大学に入ってから、「東京のお金持ち」というものに出会った。
高校は都立校だったから、名門校だけど、そんなお金持ちはいなかった。お金持ちといえば、医者ぐらいだし、それでも勤務医だから、そこまでつきぬけた感じではなかった。
大学に入ったら、東京のお金持ちがいた。
東京のお金持ちというのは、当然のように中高私立で、もしかしたら小学校も私立で、親とか親の親が大企業のえらい人とか、経営者のなんとかだったり、近現代史にちょっとあれ?、と名前がかすったりするような人たちである。もちろん住んでいるところは昔からのいいところ。
嫌な感じのひととはお近づきにならなかったし、衝突するようなことはなかったけど、住む世界が違うなあ、と時々思った。彼らはいかにもブランドものを身につけてたわけではなく、当時はわからなかったがけど、たぶん、東京のいい店のものを持っていたり着ていたのだ。だから流行りど直球の服ではなく、しかしあつらえや仕立てがよいものを持っていたし、常にこぎれいだった。

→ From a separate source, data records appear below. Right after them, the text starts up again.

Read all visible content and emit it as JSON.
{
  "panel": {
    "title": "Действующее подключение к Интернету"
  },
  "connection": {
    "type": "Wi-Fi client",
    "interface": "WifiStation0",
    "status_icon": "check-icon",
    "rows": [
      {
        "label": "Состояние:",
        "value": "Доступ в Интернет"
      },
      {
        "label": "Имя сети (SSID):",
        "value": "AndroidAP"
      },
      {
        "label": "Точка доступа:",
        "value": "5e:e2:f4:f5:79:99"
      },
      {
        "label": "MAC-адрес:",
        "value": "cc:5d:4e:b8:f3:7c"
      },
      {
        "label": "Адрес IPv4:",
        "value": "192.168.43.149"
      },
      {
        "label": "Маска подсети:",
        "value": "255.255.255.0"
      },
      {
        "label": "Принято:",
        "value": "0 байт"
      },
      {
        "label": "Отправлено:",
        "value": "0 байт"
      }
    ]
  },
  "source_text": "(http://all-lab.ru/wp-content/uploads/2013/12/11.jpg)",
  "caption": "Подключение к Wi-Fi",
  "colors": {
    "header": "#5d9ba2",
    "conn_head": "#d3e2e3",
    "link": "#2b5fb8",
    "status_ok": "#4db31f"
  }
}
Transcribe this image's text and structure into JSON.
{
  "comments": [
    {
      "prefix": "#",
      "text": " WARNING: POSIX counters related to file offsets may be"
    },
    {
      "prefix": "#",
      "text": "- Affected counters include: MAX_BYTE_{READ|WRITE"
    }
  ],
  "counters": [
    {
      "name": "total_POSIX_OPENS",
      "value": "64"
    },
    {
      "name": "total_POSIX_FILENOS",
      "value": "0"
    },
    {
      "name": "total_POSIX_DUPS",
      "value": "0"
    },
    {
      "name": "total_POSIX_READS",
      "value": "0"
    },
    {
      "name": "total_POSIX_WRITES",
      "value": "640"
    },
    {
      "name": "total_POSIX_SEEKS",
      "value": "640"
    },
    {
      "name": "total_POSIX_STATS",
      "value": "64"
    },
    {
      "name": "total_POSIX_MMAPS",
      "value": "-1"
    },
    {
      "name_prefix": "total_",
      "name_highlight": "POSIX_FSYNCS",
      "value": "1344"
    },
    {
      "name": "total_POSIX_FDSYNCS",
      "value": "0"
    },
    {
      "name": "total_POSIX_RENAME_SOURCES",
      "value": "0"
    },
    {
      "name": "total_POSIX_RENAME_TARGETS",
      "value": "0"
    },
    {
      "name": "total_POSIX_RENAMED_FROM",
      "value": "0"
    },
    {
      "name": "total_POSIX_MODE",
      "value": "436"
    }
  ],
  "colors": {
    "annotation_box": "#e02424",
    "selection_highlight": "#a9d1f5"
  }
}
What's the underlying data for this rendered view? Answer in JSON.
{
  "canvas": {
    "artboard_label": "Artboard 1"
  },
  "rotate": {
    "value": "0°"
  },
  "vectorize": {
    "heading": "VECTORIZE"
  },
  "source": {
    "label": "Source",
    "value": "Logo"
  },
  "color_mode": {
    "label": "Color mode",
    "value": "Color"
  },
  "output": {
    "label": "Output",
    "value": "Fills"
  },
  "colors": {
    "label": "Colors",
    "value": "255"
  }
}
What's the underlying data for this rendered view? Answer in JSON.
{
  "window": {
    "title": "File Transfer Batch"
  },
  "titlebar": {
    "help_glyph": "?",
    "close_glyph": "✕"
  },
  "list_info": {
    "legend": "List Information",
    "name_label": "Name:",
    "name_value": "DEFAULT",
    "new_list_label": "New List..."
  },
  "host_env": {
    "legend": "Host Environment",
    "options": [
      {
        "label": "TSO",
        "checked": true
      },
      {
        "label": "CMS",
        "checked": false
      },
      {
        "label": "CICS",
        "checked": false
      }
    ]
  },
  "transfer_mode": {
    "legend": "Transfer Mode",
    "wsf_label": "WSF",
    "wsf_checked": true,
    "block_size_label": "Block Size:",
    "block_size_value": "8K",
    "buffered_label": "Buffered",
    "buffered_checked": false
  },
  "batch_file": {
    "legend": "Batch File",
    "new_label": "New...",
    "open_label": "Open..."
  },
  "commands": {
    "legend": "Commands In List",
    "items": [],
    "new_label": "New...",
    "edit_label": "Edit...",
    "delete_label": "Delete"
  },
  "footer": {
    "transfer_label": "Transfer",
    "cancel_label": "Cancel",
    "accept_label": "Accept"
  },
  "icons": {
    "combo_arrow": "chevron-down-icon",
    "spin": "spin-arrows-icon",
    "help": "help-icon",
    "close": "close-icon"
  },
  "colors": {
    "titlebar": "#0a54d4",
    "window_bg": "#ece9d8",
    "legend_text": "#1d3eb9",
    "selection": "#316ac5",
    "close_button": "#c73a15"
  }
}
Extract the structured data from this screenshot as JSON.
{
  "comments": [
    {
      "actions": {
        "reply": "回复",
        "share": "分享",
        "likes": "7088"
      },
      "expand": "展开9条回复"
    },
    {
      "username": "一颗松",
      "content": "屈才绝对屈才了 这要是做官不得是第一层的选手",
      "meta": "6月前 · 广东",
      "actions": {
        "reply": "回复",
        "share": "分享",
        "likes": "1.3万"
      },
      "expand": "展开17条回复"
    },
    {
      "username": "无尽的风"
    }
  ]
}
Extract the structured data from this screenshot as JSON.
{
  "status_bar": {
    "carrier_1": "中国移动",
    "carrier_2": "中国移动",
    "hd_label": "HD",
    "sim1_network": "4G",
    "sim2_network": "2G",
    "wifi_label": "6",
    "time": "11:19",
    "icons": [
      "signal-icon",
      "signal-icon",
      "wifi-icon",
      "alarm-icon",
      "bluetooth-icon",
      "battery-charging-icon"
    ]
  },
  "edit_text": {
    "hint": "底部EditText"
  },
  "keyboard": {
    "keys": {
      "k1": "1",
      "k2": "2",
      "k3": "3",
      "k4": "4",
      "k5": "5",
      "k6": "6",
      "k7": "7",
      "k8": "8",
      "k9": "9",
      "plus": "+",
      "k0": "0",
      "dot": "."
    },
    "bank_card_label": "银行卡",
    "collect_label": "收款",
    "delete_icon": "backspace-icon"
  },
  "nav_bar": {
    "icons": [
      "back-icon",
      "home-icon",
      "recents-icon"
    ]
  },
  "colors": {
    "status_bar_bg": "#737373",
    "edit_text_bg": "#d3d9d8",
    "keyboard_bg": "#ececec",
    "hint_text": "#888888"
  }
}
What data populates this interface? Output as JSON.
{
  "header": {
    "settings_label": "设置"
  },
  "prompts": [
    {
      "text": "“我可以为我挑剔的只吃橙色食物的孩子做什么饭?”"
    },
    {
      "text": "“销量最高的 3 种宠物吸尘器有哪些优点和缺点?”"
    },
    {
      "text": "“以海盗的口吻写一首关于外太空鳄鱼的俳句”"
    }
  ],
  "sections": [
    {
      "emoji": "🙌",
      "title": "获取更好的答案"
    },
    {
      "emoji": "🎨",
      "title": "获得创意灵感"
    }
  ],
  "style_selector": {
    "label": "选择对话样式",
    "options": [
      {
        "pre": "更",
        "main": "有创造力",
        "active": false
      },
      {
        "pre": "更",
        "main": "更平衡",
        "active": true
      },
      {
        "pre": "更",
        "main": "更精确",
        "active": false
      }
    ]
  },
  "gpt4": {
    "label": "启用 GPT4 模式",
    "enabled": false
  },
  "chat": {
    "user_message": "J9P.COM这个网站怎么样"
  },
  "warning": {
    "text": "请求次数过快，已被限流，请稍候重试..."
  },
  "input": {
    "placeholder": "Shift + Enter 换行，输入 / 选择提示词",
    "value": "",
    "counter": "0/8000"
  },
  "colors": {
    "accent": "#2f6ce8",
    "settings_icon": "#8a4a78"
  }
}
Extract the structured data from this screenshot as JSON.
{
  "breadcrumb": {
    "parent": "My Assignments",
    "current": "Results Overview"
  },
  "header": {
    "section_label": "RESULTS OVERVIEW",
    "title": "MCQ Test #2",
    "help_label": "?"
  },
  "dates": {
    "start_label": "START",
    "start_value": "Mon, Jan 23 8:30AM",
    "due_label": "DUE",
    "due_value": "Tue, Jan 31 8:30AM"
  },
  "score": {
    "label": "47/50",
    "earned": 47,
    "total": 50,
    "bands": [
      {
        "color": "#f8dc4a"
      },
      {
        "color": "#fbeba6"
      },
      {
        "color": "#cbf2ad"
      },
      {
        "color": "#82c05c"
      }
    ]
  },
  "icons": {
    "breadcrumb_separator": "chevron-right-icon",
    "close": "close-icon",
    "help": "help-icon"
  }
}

伝聞だが、東京には「土地持ち」という金持ちもいる。東京郊外で、土地を持っていて、勝手に地価があがって、本当に何もしなくても食っていける人たちだ。
あやしい金融業の金持ちもいる。なぜかケチな会社をやっていたりする。
財閥系という金持ちもいる。金も家柄も、学歴も、なんと職歴もある輩だ。たぶん働かなくてもお金があるのに、学歴も高くて、高い資格を持っていたりする。
春になると、お金持ちに出会ったことを思い出す。